It had been a month since I arrived in Mumbai and from the moment I entered this massive metropolis, all I wanted to do was leave. Not that I had anything against India or Indians in general. Quite simply, I was sick, tired and ready to go home. It had been over a year since I left on this supposed tour of enlightenment and my patience for chaos had worn thin. That's not to say that there wasn't predictability to the chaos. Take my taxi drivers for example. They were the same two turbaned Sikhs that occupied virtually every cab in the city. All turban and beard, with fierce eyes looking out of their dark faces, they were skilled in the art of deception. Using sleight of hand tricks, raising their voices in anger to frighten you, they would do whatever it took to extract an extra rupee from you. As far as I was concerned they could have all my money, so long as they got me to the airport, and I could spend the night in the terminal, and then catch my early flight to Frankfurt, and then land in New York, and finally return back to Ohio or what I perceived was supposed to be my life.
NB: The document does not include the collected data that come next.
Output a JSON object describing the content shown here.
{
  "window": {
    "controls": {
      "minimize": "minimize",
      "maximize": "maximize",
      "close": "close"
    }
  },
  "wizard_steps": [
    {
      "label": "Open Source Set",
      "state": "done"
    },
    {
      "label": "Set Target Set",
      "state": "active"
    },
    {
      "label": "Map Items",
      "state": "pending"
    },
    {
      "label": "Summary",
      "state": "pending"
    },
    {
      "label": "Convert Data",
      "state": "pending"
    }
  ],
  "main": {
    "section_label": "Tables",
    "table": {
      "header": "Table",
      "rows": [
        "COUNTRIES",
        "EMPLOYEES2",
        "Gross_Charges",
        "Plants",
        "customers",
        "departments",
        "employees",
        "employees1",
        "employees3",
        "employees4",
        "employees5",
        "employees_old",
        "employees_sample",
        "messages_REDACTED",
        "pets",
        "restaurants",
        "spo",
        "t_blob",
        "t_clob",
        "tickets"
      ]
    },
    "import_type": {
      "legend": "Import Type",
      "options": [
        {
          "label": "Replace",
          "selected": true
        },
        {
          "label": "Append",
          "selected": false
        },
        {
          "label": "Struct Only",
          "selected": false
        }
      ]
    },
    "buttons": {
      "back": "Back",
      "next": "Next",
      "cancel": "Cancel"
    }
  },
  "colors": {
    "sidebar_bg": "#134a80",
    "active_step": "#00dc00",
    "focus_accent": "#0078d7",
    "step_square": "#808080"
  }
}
Looking back, I realize I must have made for a comical sight. I looked like a cross between Saddam Hussein after he crawled out of his rat hole and John Belushi as the Samurai cheeseburger guy. My hair was long and curly with the kind of dreadlocks that you get when you neglect to comb it for over a year. My beard was long and unkempt, a tangled mass of wiry hair covering 80% of my face. And of course, there was my outfit. I was wearing a long sleeve button down dress shirt and grey shiny silk suit pants. And then there were the shoes.
"Hello my friend! Allow me please to make you magic shoes for your trip home!" Om Mani Kari was his name. He joyfully told me that his friends call him Om and that I of course was one of his dear friends. So Om it was. Easy to remember, easy to pronounce. I was staying at Om's hotel in Naudanda, Nepal. At the base of the Annapurna range of foothills on the edge of the majestic Himalayan peaks, Om's hotel was a cinder block building overlooking the town, and had an awesome view of the deep freshwater lake that was the focal point of the town. As I saw, the it focal point of Naudanda was its proximity to some of the highest mountain peaks on the planet, but the locals were very fond of their lake.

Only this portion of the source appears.